Eli Lilly’s Remedial Efforts for FCPA Compliance – After the Fact

Yesterday, we covered the news of the $29 million plus settlement entered into by Eli Lilly and Company to stave allegations brought by the Securities and Exchange Commission for violations of the Foreign Corrupt Practices Act (“FCPA”). 

Today, let’s consider the list of remedial efforts undertaken by Eli Lilly to its existing compliance program.  The key for your focus is that Eli Lilly had a compliance program in place during the years that the violations took place in several foreign countries, including internal review and reporting.  The allegations of the Complaint reference transactions 1994 – 2009.  {note that the FCPA went in to effect back in 1977.}

The list of remedial efforts undertaken by Eli Lilly following the alleged misconduct included:
o  enhancing anti-corruption due diligence requirements for relationships with third parties;
o  implementing compliance monitoring and corporate auditing specifically tailored to anti-corruption;
o  enhancing financial controls and governance; and,
o  expanding anti-corruption training throughout the organization.

Even so, the terms of settlement with the SEC include a provision for Eli Lilly to hire an independent consultant to review and make recommendations about its FCPA policies and procedures.  Implication?  Eli Lilly’s own remediation continued to be insufficient for the SEC.

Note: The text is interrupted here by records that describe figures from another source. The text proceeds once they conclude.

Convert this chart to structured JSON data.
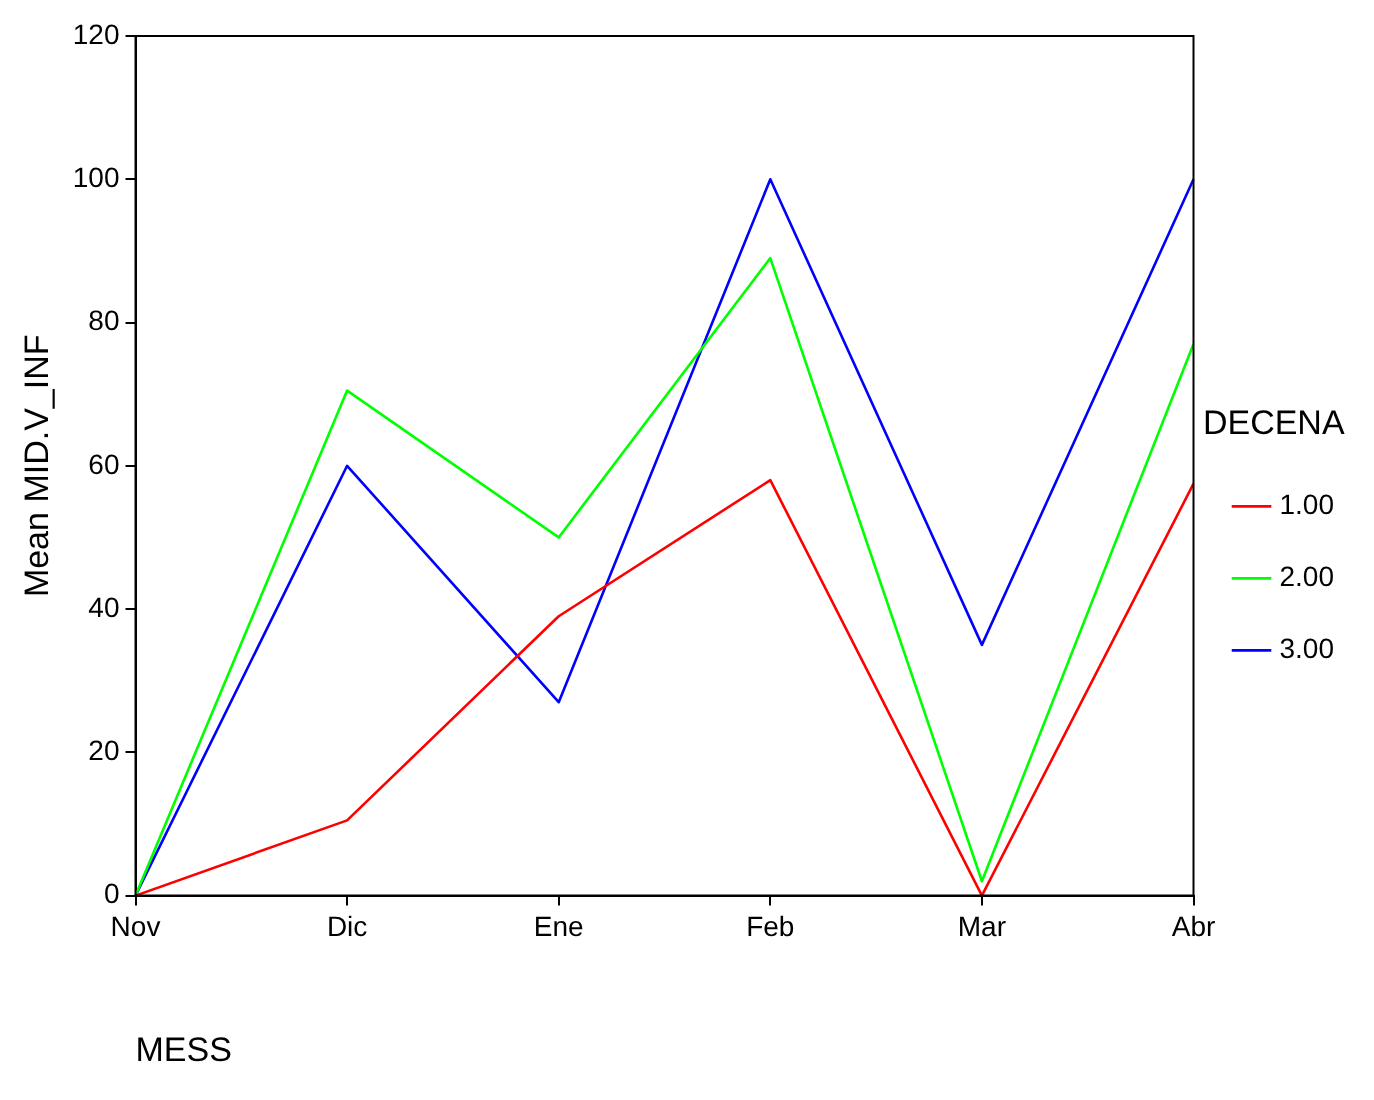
{
  "chart_data": {
    "type": "line",
    "xlabel": "MESS",
    "ylabel": "Mean MID.V_INF",
    "legend_title": "DECENA",
    "categories": [
      "Nov",
      "Dic",
      "Ene",
      "Feb",
      "Mar",
      "Abr"
    ],
    "series": [
      {
        "name": "1.00",
        "color": "#ff0000",
        "values": [
          0,
          10.5,
          39,
          58,
          0,
          57.5
        ]
      },
      {
        "name": "2.00",
        "color": "#00ff00",
        "values": [
          0,
          70.5,
          50,
          89,
          2,
          77
        ]
      },
      {
        "name": "3.00",
        "color": "#0000ff",
        "values": [
          0,
          60,
          27,
          100,
          35,
          100
        ]
      }
    ],
    "ylim": [
      0,
      120
    ],
    "yticks": [
      0,
      20,
      40,
      60,
      80,
      100,
      120
    ],
    "grid": false,
    "legend": "right",
    "marker": "none",
    "line_style": "solid"
  }
}
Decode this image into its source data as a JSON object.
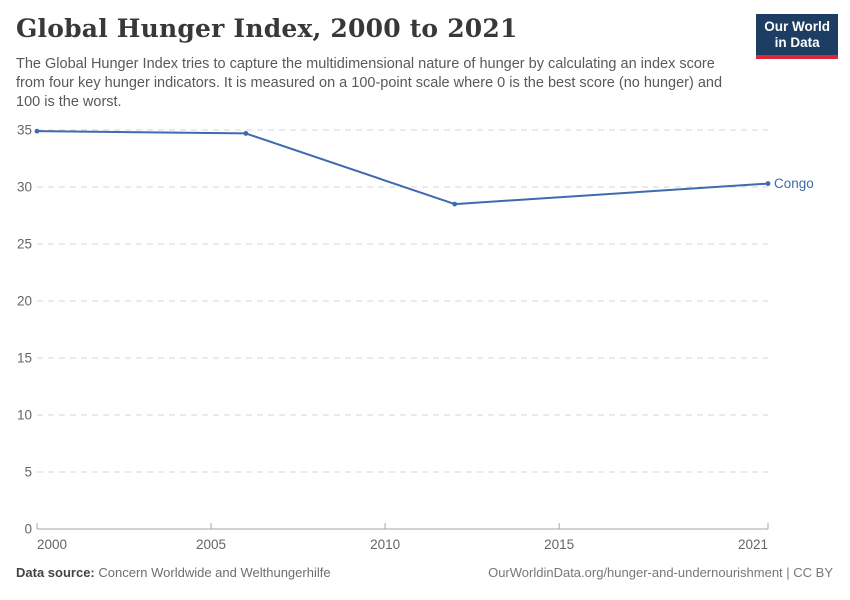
{
  "header": {
    "title": "Global Hunger Index, 2000 to 2021",
    "subtitle": "The Global Hunger Index tries to capture the multidimensional nature of hunger by calculating an index score from four key hunger indicators. It is measured on a 100-point scale where 0 is the best score (no hunger) and 100 is the worst.",
    "logo": {
      "line1": "Our World",
      "line2": "in Data",
      "bg_color": "#1d3d63",
      "accent_color": "#e0243a"
    }
  },
  "chart_data": {
    "type": "line",
    "title": "Global Hunger Index, 2000 to 2021",
    "x": [
      2000,
      2006,
      2012,
      2021
    ],
    "series": [
      {
        "name": "Congo",
        "values": [
          34.9,
          34.7,
          28.5,
          30.3
        ],
        "color": "#3e6ab0"
      }
    ],
    "xlabel": "",
    "ylabel": "",
    "xlim": [
      2000,
      2021
    ],
    "ylim": [
      0,
      35
    ],
    "y_ticks": [
      0,
      5,
      10,
      15,
      20,
      25,
      30,
      35
    ],
    "x_ticks": [
      2000,
      2005,
      2010,
      2015,
      2021
    ],
    "grid": "horizontal-dashed",
    "legend_position": "end-of-line-label",
    "end_label": "Congo",
    "colors": {
      "line": "#3e6ab0",
      "gridline": "#d5d5d5",
      "axis": "#a5a5a5",
      "tick_text": "#666666"
    }
  },
  "footer": {
    "datasource_label": "Data source:",
    "datasource_value": " Concern Worldwide and Welthungerhilfe",
    "url_text": "OurWorldinData.org/hunger-and-undernourishment | CC BY"
  }
}
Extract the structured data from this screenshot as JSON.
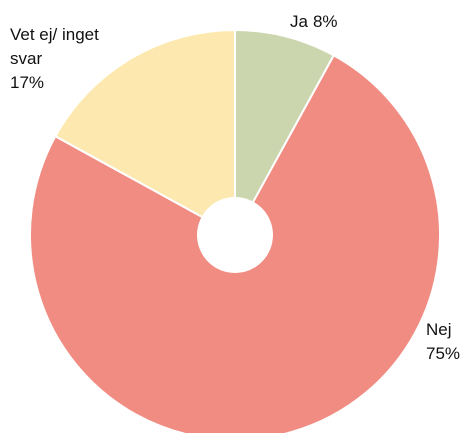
{
  "chart_data": {
    "type": "pie",
    "categories": [
      "Ja",
      "Nej",
      "Vet ej/ inget svar"
    ],
    "values": [
      8,
      75,
      17
    ],
    "value_labels": [
      "8%",
      "75%",
      "17%"
    ],
    "colors": [
      "#cbd6ae",
      "#f08c82",
      "#fde9b0"
    ],
    "donut": true
  }
}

The Eli Lilly case is a textbook example of what compliance is all about:  having policies and procedures in place that function to ensure a prompt investigation of warning signs and an expedient remediation of faulty transactions and systems.  It’s about creating a true culture of compliance throughout an organization.

There is little question in the Eli Lilly case that a compliance program existed throughout the years at issue.  The faults lay in the level of depth of the compliance program being insufficient to curtail and respond to FCPA violations and, more so, for the failure to respond appropriately when blatant problems came to light.

In one such instance, an internal business review of the Russian subsidiary was sent to the Indianapolis headquarters.  A fairly standard response was had from the executive who reviewed it; a notation was made to the effect that “attention” was given to guidelines and training and tightening of use of third-party marketing agreements.  The problem, of course, was that the practices on the ground at the subsidiary continued.  As characterized in the Complaint, “Lilly’s audit department, based out of Indianapolis, had no procedures specifically designed to assess the FCPA or bribery risks of sales and purchases.”

To create a compliance offense that can double as a good legal defense, the lesson from Eli Lilly is to avoid a corporate culture that only gives lip service to compliance and check-the-box to compliance policies.  The SEC is making clear that it’s not just what you put on paper.  It’s what you demonstrate you understand.